= Evelyn (Edison) Newman =

Evelyn (Edison) Newman (July 25, 1920 – September 1, 2015) was an American philanthropist known for her fundraising and charitable contributions to the city of St. Louis, Missouri, including Sophia M. Sachs Butterfly House at Faust County Park, Forest Park Forever, Forest Park Conservancy. She and her husband Eric P. Newman established the Eric P. Newman Education Center at the Washington University School of Medicine and the Newman Money Museum at Washington University's Sam Fox School of Design & Visual Arts.

== Early life ==
Evelyn Edison was born in Atlanta, Georgia. She moved to St. Louis, Missouri, when the family shoe business, Edison Brothers Inc., relocated. She graduated from John Burroughs School in 1937, and attended Goucher College in Baltimore, but later transferred to Washington University in St Louis. On November 29, 1939, she married the American numismatist Eric P. Newman.

== Career ==
Newman began her retail experience working for the May Department Stores Co. She then joined Edison Brothers Stores working as a buyer and later developer of retail concepts. In the late 1940s, Edison Brothers was the largest chain of women's shoe stores in the country.

In 1982, she established the Evelyn E. Newman Group, which helped to bring business expertise and sensible business practices to not-for-profit organizations.

== Philanthropy ==
Newman was known as the "queen of fundraising" in the St. Louis community. In 1960, she helped create a high-end used clothing store to support the Scholarship Foundation of St. Louis. Since then, ScholarShop stores in Webster Groves and Clayton have generated about $23 million in interest-free loans and grants for college students. She is also noted with establishing such local traditions as the Greater St. Louis Book Fair, the Gypsy Caravan (benefiting the St. Louis Symphony), the Little Shop Around the Corner (benefiting the Missouri Botanical Garden), as well as the Sophia M. Sachs Butterfly House at Faust County Park in Chesterfield, Missouri, which was inspired from her travels to Thailand visiting the butterfly house.
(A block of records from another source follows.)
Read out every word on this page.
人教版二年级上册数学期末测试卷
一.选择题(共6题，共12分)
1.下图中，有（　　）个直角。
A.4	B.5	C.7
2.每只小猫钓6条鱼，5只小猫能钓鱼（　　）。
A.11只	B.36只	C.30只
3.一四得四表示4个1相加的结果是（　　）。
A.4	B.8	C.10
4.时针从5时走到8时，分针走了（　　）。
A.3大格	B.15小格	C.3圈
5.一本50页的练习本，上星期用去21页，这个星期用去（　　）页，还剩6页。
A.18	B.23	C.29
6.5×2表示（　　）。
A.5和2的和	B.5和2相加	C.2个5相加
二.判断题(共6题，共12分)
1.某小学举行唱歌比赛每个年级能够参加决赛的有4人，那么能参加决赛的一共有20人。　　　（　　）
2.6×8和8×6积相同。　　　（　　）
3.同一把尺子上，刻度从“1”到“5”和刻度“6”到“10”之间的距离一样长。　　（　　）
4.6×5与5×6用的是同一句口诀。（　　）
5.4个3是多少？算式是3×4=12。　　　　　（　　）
In the 1980s, Newman was the first executive director of Forest Park Forever, the nonprofit organization that has helped turn Forest Park into one of the region's biggest attractions, which has grown to a $6.5 million annual operating budget and an endowment of more than $75 million.

Newman was a co-founding director in 1980 of The First Street Forum, what is now Contemporary Art Museum St. Louis.

== Awards and honors ==
Evelyn Newman was awarded an honorary doctorate from the University of Missouri–St. Louis and received the Robert S. Brookings Award from Washington University in St. Louis. She was also the first recipient of the Award for Lifetime Achievement of the Arts & Education Council.